Amerika — das Land des Kapitals, der Trusts, der Spitze modernster technischer Entwicklung, der Technisierung des menschlichen Lebens, des Triumphs der Materie, des materialistischen Geistes. So sehen viele Menschen heute das mächtigste Land der Welt und seine Menschen. Aber wer so die Vereinigten Staaten sieht, der urteilt nach aufdringlichen Teilerscheinungen und sieht nicht unter die Oberfläche.

„He earns 20.000 Dollars“ heißt als Maßstab der Wertung keineswegs: „er verdient 20.000 Dollars“, sondern: „er gehört in die gesellschaftliche Rangklasse, die einem Einkommen von 20.000 Dollars entspricht.“ Einkommen dient als Maßstab für sozialen Rang wie anderswo ein Titel, eine Beamtenrangklasse oder die Bezeichnung als Direktor oder Prokurist. Hier fehlen die Rangklassen und müssen ersetzt werden. Dazu wird der Dollar herangezogen, aber nur, wo man nichts Besseres findet. Bei einem Professor wird man nie das Einkommen, sondern nur die Werke, die er geschrieben, die Stellungen, die er bekleidet hat, erwähnen hören. Bei einem Arzt werden die Spitäler, die ihn zulassen, die Patienten, die ihm Vertrauen schenken, bei einem Anwalt die Klienten und Causen hervorgehoben — das Einkommen nur, insofern es einen Rückschluß auf jene zuläßt.

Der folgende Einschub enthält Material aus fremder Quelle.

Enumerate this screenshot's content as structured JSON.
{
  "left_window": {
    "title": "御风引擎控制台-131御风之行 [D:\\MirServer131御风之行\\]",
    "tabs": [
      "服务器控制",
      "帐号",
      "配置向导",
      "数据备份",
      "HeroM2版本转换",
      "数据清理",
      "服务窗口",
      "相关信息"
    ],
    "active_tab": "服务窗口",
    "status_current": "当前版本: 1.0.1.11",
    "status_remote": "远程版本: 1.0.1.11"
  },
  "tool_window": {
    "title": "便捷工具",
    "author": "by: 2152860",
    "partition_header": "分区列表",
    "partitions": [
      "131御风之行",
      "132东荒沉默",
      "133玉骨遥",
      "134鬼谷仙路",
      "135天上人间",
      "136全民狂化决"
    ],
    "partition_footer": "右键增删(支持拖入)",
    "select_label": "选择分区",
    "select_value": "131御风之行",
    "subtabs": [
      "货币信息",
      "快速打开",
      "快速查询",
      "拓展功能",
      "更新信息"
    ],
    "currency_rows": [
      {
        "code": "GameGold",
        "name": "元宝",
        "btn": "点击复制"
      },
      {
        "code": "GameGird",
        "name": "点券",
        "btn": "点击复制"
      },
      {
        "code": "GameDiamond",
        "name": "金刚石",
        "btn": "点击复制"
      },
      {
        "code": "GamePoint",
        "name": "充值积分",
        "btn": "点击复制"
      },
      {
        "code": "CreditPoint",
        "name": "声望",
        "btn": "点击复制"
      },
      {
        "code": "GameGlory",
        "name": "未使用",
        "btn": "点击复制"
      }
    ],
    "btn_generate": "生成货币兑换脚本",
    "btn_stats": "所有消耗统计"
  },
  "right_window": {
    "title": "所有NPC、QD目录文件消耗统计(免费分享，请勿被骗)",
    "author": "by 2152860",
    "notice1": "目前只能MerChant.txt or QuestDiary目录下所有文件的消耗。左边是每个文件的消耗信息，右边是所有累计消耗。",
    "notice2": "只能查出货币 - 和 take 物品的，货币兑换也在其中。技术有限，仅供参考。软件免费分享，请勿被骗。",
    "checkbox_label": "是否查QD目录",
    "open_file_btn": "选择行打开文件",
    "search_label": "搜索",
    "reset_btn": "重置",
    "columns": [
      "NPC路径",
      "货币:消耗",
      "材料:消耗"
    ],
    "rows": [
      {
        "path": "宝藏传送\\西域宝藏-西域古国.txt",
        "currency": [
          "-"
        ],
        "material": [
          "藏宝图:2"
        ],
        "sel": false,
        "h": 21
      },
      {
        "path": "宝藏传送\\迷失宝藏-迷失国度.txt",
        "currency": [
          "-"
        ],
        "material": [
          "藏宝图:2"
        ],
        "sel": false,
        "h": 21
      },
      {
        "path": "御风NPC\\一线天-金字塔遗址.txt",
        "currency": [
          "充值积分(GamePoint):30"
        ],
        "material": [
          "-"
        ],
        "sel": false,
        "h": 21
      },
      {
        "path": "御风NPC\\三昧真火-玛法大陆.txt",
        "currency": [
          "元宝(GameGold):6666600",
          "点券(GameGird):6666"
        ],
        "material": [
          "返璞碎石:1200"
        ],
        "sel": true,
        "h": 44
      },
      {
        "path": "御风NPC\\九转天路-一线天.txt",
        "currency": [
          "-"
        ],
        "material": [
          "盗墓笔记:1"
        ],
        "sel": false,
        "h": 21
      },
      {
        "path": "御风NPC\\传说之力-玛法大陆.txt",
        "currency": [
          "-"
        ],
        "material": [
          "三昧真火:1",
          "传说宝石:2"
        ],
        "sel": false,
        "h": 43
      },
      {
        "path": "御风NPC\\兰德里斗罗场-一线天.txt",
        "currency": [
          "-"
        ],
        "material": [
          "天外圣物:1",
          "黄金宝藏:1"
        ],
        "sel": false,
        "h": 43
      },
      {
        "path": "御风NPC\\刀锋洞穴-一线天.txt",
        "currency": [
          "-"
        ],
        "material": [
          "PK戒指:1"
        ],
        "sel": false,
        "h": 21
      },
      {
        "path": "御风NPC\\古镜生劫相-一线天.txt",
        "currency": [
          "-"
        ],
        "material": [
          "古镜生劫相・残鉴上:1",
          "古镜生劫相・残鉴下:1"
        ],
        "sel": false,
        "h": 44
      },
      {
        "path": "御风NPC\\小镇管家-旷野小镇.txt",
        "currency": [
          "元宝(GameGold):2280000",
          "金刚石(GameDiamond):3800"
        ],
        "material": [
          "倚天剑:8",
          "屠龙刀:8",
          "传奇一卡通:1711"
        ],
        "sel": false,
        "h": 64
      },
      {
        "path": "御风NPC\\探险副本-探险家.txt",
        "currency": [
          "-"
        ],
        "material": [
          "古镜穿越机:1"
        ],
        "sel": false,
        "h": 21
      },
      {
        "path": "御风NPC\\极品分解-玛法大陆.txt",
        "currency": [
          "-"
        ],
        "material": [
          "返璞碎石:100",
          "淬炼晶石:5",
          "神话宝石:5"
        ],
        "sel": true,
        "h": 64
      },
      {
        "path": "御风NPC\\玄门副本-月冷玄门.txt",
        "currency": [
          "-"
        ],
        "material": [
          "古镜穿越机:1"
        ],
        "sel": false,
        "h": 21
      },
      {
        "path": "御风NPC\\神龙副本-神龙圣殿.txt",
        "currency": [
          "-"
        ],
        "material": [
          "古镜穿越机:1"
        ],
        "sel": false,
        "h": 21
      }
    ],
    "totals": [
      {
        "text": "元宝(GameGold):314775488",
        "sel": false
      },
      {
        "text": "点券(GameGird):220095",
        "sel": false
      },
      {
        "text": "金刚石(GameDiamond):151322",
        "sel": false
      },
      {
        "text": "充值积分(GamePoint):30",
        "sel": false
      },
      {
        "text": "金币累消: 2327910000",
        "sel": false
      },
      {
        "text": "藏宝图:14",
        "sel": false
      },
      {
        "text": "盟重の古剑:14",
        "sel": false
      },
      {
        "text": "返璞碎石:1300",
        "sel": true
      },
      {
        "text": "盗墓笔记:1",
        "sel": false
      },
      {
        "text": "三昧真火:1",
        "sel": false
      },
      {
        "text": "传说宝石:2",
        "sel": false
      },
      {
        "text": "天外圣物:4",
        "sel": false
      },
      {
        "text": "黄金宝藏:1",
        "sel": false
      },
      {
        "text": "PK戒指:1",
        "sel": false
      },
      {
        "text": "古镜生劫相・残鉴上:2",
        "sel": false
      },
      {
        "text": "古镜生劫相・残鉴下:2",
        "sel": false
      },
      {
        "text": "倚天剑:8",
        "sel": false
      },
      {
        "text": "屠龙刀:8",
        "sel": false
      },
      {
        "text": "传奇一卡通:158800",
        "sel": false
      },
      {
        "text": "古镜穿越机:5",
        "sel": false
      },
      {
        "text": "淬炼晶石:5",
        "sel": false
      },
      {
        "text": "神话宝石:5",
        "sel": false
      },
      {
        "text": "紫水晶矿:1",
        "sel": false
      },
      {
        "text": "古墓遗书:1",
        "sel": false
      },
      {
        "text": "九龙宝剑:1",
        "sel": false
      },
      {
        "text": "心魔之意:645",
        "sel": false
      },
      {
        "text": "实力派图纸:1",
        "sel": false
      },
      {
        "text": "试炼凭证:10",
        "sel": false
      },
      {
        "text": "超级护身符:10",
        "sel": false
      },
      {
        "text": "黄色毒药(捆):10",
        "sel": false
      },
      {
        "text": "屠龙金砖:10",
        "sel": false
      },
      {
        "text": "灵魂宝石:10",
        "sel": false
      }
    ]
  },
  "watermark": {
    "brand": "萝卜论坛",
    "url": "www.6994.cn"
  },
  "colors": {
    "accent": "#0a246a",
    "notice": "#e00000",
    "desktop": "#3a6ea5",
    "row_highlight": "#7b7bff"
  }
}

Idealismus ist. der Wille, Opfer an Zeit, Geld, Ruf, Ruhe für etwas zu bringen, das keinen materiellen Vorteil trägt. In keinem Lande ist dieser Wille verbreiteter. Nirgends sind Menschen, viele Men-echen, leichter bereit, für eine Idee, eine große, gute, dumme, verrückte oder böse Idee, einen erheblichen Teil vom Einkommen, vom Vermögen, von kostbarer Zeit zu opfern. Niemand, der dies Volk gut genug kennt, um seine Triebfedern beobachten zu können, und doch nicht gut genug, um gegen dessen Seltsamkeiten abgestumpft zu sein, kann das bestreiten. Untersuchen wir einige der charakteristischesten Prüfsteine des Idealismus.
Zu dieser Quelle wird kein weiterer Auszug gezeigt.